Photonic Crystal Spectrometer
Nadia K. Pervez, Warren Cheng, Zhang Jia, Marshall P. Cox, Hassan M., Edrees, and Ioannis Kymissis

TL;DR
This paper introduces a novel optical spectrometer that uses photonic crystal patterns to spatially resolve and analyze light spectra by outcoupling waveguided light onto a camera, enabling compact and efficient spectral measurements.
Contribution
The paper presents a new photonic crystal-based spectrometer design that combines nanofabrication and imaging to perform spectral analysis without traditional dispersive elements.
Findings
Successfully characterized a white LED spectrum
Demonstrated spatially resolved intensity mapping
Validated the spectrometer's spectral accuracy
Abstract
We demonstrate a new kind of optical spectrometer employing photonic crystal patterns to outcouple waveguided light from a transparent substrate.
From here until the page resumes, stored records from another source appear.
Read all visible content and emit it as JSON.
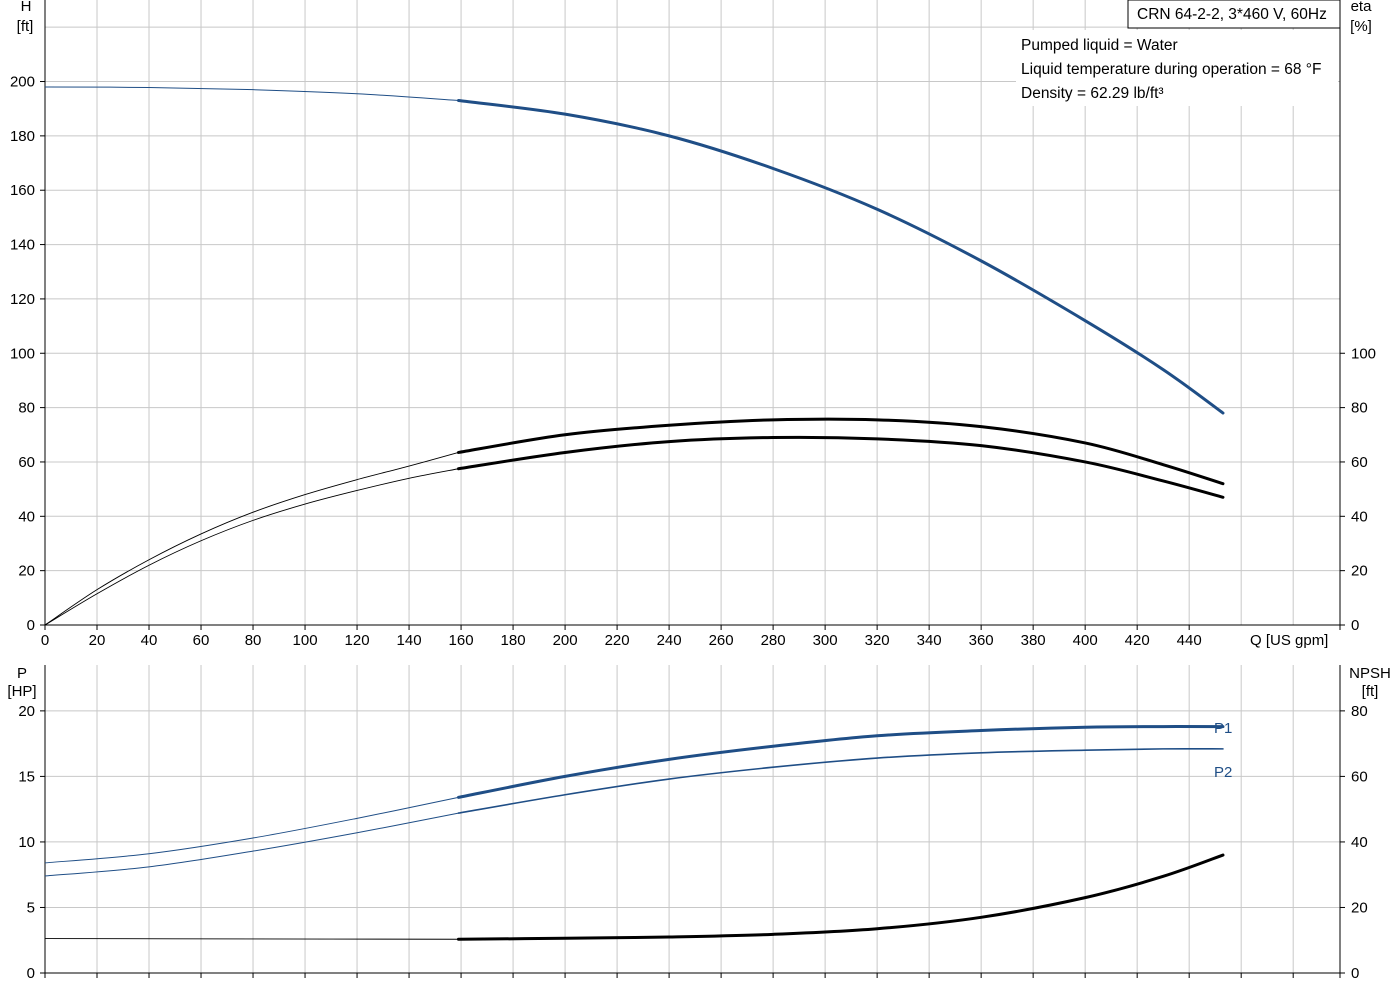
{
  "title_box": "CRN 64-2-2, 3*460 V, 60Hz",
  "info_lines": [
    "Pumped liquid = Water",
    "Liquid temperature during operation = 68 °F",
    "Density = 62.29 lb/ft³"
  ],
  "colors": {
    "blue": "#1f4e86",
    "black": "#000000",
    "grid": "#c8c8c8"
  },
  "chart_data": [
    {
      "type": "line",
      "title": "",
      "xlabel": "Q [US gpm]",
      "xlim": [
        0,
        498
      ],
      "xticks": [
        0,
        20,
        40,
        60,
        80,
        100,
        120,
        140,
        160,
        180,
        200,
        220,
        240,
        260,
        280,
        300,
        320,
        340,
        360,
        380,
        400,
        420,
        440
      ],
      "left_axis": {
        "label_top": "H",
        "label_unit": "[ft]",
        "ylim": [
          0,
          230
        ],
        "ticks": [
          0,
          20,
          40,
          60,
          80,
          100,
          120,
          140,
          160,
          180,
          200
        ]
      },
      "right_axis": {
        "label_top": "eta",
        "label_unit": "[%]",
        "ylim": [
          0,
          230
        ],
        "ticks": [
          0,
          20,
          40,
          60,
          80,
          100
        ]
      },
      "grid": true,
      "operating_start": 159,
      "series": [
        {
          "key": "H",
          "axis": "left",
          "color": "blue",
          "x": [
            0,
            40,
            80,
            120,
            159,
            200,
            240,
            280,
            320,
            360,
            400,
            430,
            453
          ],
          "y": [
            198,
            197.8,
            197,
            195.5,
            193,
            188,
            180,
            168,
            153,
            134,
            112,
            94,
            78
          ]
        },
        {
          "key": "eta_pump",
          "axis": "right",
          "color": "black",
          "x": [
            0,
            20,
            40,
            60,
            80,
            100,
            120,
            140,
            159,
            200,
            240,
            280,
            320,
            360,
            400,
            430,
            453
          ],
          "y": [
            0,
            13,
            24,
            33.5,
            41.5,
            48,
            53.5,
            58.5,
            63.5,
            70,
            73.5,
            75.5,
            75.5,
            73,
            67,
            59,
            52
          ]
        },
        {
          "key": "eta_total",
          "axis": "right",
          "color": "black",
          "x": [
            0,
            20,
            40,
            60,
            80,
            100,
            120,
            140,
            159,
            200,
            240,
            280,
            320,
            360,
            400,
            430,
            453
          ],
          "y": [
            0,
            11.5,
            22,
            31,
            38.5,
            44.5,
            49.5,
            54,
            57.5,
            63.5,
            67.5,
            69,
            68.5,
            66,
            60,
            53,
            47
          ]
        }
      ]
    },
    {
      "type": "line",
      "title": "",
      "xlim": [
        0,
        498
      ],
      "left_axis": {
        "label_top": "P",
        "label_unit": "[HP]",
        "ylim": [
          0,
          23.5
        ],
        "ticks": [
          0,
          5,
          10,
          15,
          20
        ]
      },
      "right_axis": {
        "label_top": "NPSH",
        "label_unit": "[ft]",
        "ylim": [
          0,
          94
        ],
        "ticks": [
          0,
          20,
          40,
          60,
          80
        ]
      },
      "grid": true,
      "operating_start": 159,
      "series": [
        {
          "key": "P1",
          "name": "P1",
          "axis": "left",
          "color": "blue",
          "x": [
            0,
            40,
            80,
            120,
            159,
            200,
            240,
            280,
            320,
            360,
            400,
            430,
            453
          ],
          "y": [
            8.4,
            9.1,
            10.3,
            11.8,
            13.4,
            15.0,
            16.3,
            17.3,
            18.1,
            18.5,
            18.75,
            18.8,
            18.8
          ]
        },
        {
          "key": "P2",
          "name": "P2",
          "axis": "left",
          "color": "blue",
          "x": [
            0,
            40,
            80,
            120,
            159,
            200,
            240,
            280,
            320,
            360,
            400,
            430,
            453
          ],
          "y": [
            7.4,
            8.1,
            9.3,
            10.7,
            12.2,
            13.6,
            14.8,
            15.7,
            16.4,
            16.8,
            17.0,
            17.1,
            17.1
          ]
        },
        {
          "key": "NPSH",
          "axis": "right",
          "color": "black",
          "x": [
            0,
            80,
            159,
            200,
            240,
            280,
            320,
            360,
            400,
            430,
            453
          ],
          "y": [
            10.5,
            10.4,
            10.3,
            10.6,
            11.0,
            11.8,
            13.5,
            17,
            23,
            29.5,
            36
          ]
        }
      ]
    }
  ]
}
This spectrometer consists of an array of photonic crystal patterns, nanofabricated in a polymer on a glass substrate, combined with a camera. The camera captures an image of the light outcoupled from the patterned substrate; the array of patterns produces a spatially resolved map of intensities for different wavelength bands. The intensity map of the image is converted into a spectrum using the photonic crystal pattern response functions. We present a proof of concept by characterizing a white LED with our photonic crystal spectrometer.